La presse écrite du temps, où « entreprenautes » et autres start-up de la net-économie étaient encore dans l’air du temps, n’a pas manqué à l’appel. Le quotidien Libération proposa une série de débats sur son forum Internet. Un des thèmes qui reçut le plus de contributions fut « Bulle spéculative ou investissement à long terme : croyez-vous en une nouvelle économie, basée sur l’informatique et sur les réseaux ? ». Comme on pouvait s’y attendre de la part d’un lectorat branché, très « tendance », émanant du gauchisme mou et consensuel, louanges et « techno-béatitude » dégoulinantes furent au rendez-vous. Achille, « IT Media Strategist » de profession et expatriée vivant à New-York s’exaltait ainsi : « Il ne s'agit pas de bêler "nouvelle économie, nouvelle économie". Loin de moi les hystériques des 2 extrêmes, les grincheux comme les béats. [...] Cette nouvelle économie est responsable de 70% de la croissance américaine (6% cette année), ininterrompue depuis 8 ans, 4% de chômage. Grâce a Internet et aux informations mises en ligne, le consommateur est beaucoup plus volatile et exigeant. Par conséquent, les entreprises doivent s'adapter et proposer de meilleurs produits moins chers [...]. Ici Internet n'est pas ce "truc cool" que des "geeks" ont chez eux et pour lequel ils se saignent (France Télécom) mais plutôt un outil de communication de masse. Le vieux, le jeune, le pauvre, le riche, tous émettent, reçoivent, participent ». À cette même période pourtant, l’US Department of Commerce publia un rapport sur Internet soulignant les disparités importantes en terme d’accès qui émergeaient entre les communautés noire et hispanique — les plus sous-prolétarisées aux États-Unis — et la communauté blanche : noirs et hispaniques étaient, en proportion, 3 fois moins nombreux à s’être connecté sur le Web.

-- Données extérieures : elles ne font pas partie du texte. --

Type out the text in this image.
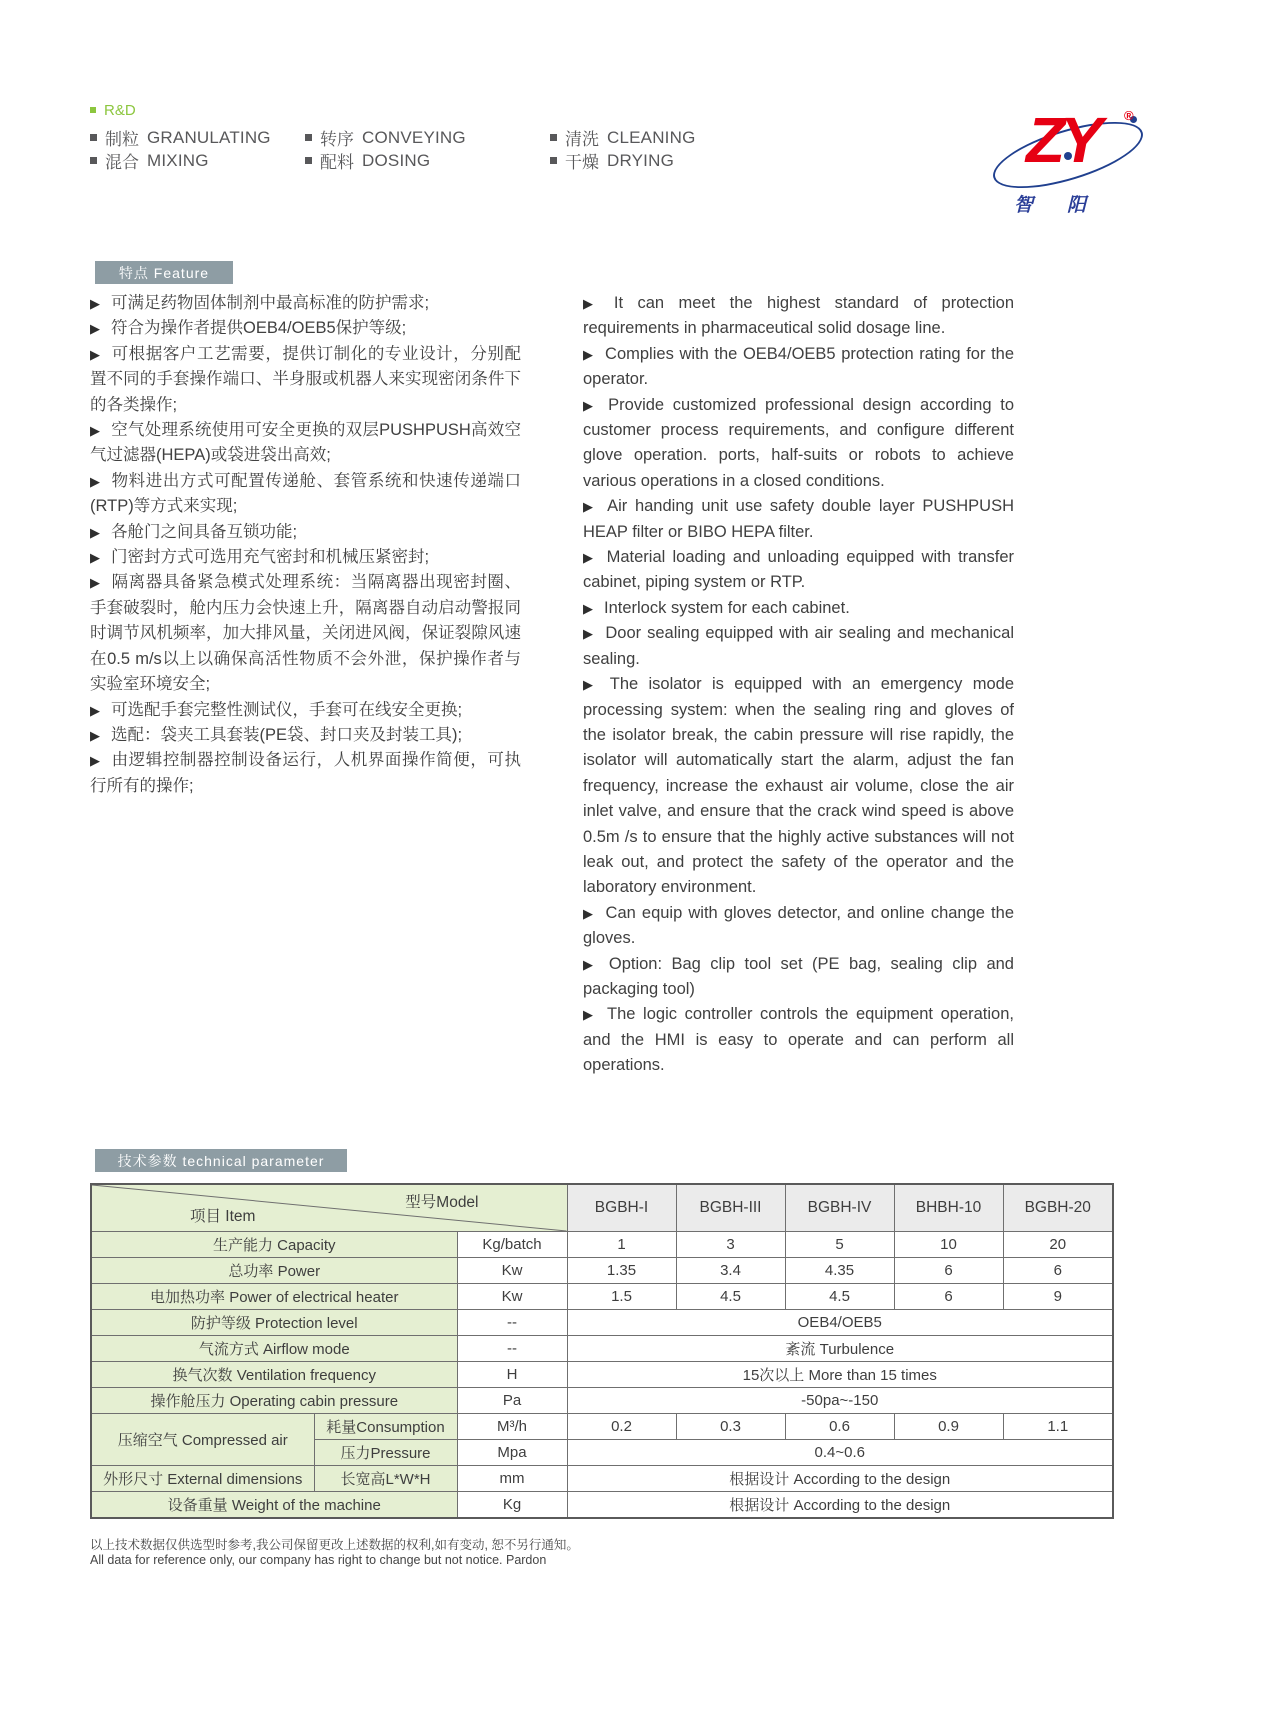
R&D
制粒 GRANULATING
混合 MIXING
转序 CONVEYING
配料 DOSING
清洗 CLEANING
干燥 DRYING	ZY ®
智阳
特点 Feature

▶ 可满足药物固体制剂中最高标准的防护需求;

▶ 符合为操作者提供OEB4/OEB5保护等级;

▶ 可根据客户工艺需要，提供订制化的专业设计，分别配置不同的手套操作端口、半身服或机器人来实现密闭条件下的各类操作;

▶ 空气处理系统使用可安全更换的双层PUSHPUSH高效空气过滤器(HEPA)或袋进袋出高效;

▶ 物料进出方式可配置传递舱、套管系统和快速传递端口(RTP)等方式来实现;

▶ 各舱门之间具备互锁功能;

▶ 门密封方式可选用充气密封和机械压紧密封;

▶ 隔离器具备紧急模式处理系统：当隔离器出现密封圈、手套破裂时，舱内压力会快速上升，隔离器自动启动警报同时调节风机频率，加大排风量，关闭进风阀，保证裂隙风速在0.5 m/s以上以确保高活性物质不会外泄，保护操作者与实验室环境安全;

▶ 可选配手套完整性测试仪，手套可在线安全更换;

▶ 选配：袋夹工具套装(PE袋、封口夹及封装工具);

▶ 由逻辑控制器控制设备运行，人机界面操作简便，可执行所有的操作;

▶ It can meet the highest standard of protection requirements in pharmaceutical solid dosage line.

▶ Complies with the OEB4/OEB5 protection rating for the operator.

▶ Provide customized professional design according to customer process requirements, and configure different glove operation. ports, half-suits or robots to achieve various operations in a closed conditions.

▶ Air handing unit use safety double layer PUSHPUSH HEAP filter or BIBO HEPA filter.

▶ Material loading and unloading equipped with transfer cabinet, piping system or RTP.

▶ Interlock system for each cabinet.

▶ Door sealing equipped with air sealing and mechanical sealing.

▶ The isolator is equipped with an emergency mode processing system: when the sealing ring and gloves of the isolator break, the cabin pressure will rise rapidly, the isolator will automatically start the alarm, adjust the fan frequency, increase the exhaust air volume, close the air inlet valve, and ensure that the crack wind speed is above 0.5m /s to ensure that the highly active substances will not leak out, and protect the safety of the operator and the laboratory environment.

▶ Can equip with gloves detector, and online change the gloves.

▶ Option: Bag clip tool set (PE bag, sealing clip and packaging tool)

▶ The logic controller controls the equipment operation, and the HMI is easy to operate and can perform all operations.

技术参数 technical parameter
型号Model
项目 Item			BGBH-I	BGBH-III	BGBH-IV	BHBH-10	BGBH-20
生产能力 Capacity		Kg/batch	1	3	5	10	20
总功率 Power		Kw	1.35	3.4	4.35	6	6
电加热功率 Power of electrical heater		Kw	1.5	4.5	4.5	6	9
防护等级 Protection level		--	OEB4/OEB5				
气流方式 Airflow mode		--	紊流 Turbulence				
换气次数 Ventilation frequency		H	15次以上 More than 15 times				
操作舱压力 Operating cabin pressure		Pa	-50pa~-150				
压缩空气 Compressed air	耗量Consumption	M³/h	0.2	0.3	0.6	0.9	1.1
	压力Pressure	Mpa	0.4~0.6				
外形尺寸 External dimensions	长宽高L*W*H	mm	根据设计 According to the design				
设备重量 Weight of the machine		Kg	根据设计 According to the design				
以上技术数据仅供选型时参考,我公司保留更改上述数据的权利,如有变动, 恕不另行通知。
All data for reference only, our company has right to change but not notice. Pardon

À persévérer ainsi, à ériger et à évangéliser en dogme tout puissant l’Internet comme nouvel et seul espace d’expression démocratique au devenir incontournable, les techno-béats prennent le risque de voir — si ce n’est déjà fait — leurs vœux pieux s'écorcher, face à « ce miroir de sorcière où nous ne voulons lire que la toute puissance des sciences et des techniques et la fin de nos problème. Car cet Internet là est certainement un mirage » (6).

 

NOTES :

1. Lire à ce sujet Yves Eudes, Internet. L’extase et l’effroi, Manière de voir, Le Monde diplomatique (Hors série).
2. Source : http://www.pignonsurweb.com/news/classements.shtml
3. Le Monde diplomatique, Janvier 2000.
4. Serge Halimi, Des « cyber-résistants » trop euphoriques, Le Monde diplomatique, Août 2000.
5. Lire à ce sujet Pascal Lamy anime une discussion sur Internet pour convaincre des bienfaits du libre-échange, Le Monde, 24 octobre 2000..
6.Guy Lacroix, Le Mirage Internet. Enjeux économiques et sociaux , Éditions Vigot.